Les ambitions politiques de Pappy O’Daniel

Les ambitions politiques de O’Daniel se sont éveillées en 1938, quand Carr Collins (un magnat des assurances, propriétaire de station de radio, et vendeur de « crazy cristals », des minéraux censés avoir un effet laxatif une fois trempés dans l’eau) expliqua à O’Daniel que se présenter à l’élection du gouverneur serait une bonne opportunité pour faire connaître sa farine.

Pappy a présenté l’idée à son public en lisant ce qu’il présentait comme la lettre d’un aveugle le suppliant d’entrer en lice. Anticipant le slogan qui lancera la campagne présidentielle de Ross Perot en 1992, O’Daniel a dit à ses fans qu’il se présenterait « contre ces politiciens professionnels » s’ils lui faisaient comprendre que tel était leur souhait. À l’émission suivante, il annonça les résultats : 54 499 lettres lui enjoignant de se présenter, et quatre lui expliquant qu’il devait viser plus haut.

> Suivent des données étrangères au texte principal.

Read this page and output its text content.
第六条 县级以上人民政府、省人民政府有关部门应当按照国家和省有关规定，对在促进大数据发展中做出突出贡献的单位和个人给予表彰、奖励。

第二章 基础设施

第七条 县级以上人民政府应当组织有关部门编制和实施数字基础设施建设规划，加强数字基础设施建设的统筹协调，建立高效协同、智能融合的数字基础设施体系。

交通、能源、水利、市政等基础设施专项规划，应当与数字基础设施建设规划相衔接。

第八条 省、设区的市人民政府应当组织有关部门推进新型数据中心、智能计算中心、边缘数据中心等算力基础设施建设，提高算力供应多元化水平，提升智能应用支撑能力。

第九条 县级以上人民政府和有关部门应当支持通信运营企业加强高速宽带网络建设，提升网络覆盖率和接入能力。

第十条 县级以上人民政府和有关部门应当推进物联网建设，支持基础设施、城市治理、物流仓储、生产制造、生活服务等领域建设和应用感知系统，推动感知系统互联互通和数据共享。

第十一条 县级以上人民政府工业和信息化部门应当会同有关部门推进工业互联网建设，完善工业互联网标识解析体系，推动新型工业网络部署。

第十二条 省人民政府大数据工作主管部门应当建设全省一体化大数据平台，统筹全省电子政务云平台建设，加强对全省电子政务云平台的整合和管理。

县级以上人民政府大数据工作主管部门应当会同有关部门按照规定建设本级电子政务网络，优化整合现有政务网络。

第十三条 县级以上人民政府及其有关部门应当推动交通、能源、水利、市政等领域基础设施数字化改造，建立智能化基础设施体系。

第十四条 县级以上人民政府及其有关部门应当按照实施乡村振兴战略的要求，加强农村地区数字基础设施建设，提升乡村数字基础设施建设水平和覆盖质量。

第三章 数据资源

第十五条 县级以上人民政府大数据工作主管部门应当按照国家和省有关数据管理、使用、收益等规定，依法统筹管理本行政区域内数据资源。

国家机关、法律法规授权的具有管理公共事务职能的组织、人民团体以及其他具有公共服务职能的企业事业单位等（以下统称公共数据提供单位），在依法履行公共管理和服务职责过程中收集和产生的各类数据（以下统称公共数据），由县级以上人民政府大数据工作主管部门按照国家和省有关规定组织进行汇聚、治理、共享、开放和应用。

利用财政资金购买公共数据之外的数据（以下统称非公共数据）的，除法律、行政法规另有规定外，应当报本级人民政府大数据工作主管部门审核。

Le plébiscite achevé, Pappy O’Daniel et son groupe musical montèrent à bord de leur bus, et prirent la route de l’élection. En quelques semaines, ils étaient devenus si populaires que les habitants de Wharton ont bloqué la route quand la caravane tenta de traverser la ville, forçant l’équipe à y tenir un meeting avant qu’ils ne puissent continuer jusqu’à leur destination d’origine.

« Une fois, en 1938, se souvenait O’Daniel des années plus tard, environ 7 000 personnes nous attendaient à l’un de nos meetings devant le tribunal de Midland ; on avait 12 heures de retard, et quand on est arrivés, ils étaient encore là à nous attendre ».

Le candidat levait sans arrêt des fonds : il appelait ses auditeurs à lui envoyer de l’argent par la poste, et à chacun des arrêts de son périple il faisait la quête, dans un petit baril où était écrit « De la farine, pas du porc » (NdT : allusion au « pork barrel », littéralement « baril de porc », qui désigne l’appropriation au profit d’une circonscription particulière des dépenses publiques décidée par les législateurs).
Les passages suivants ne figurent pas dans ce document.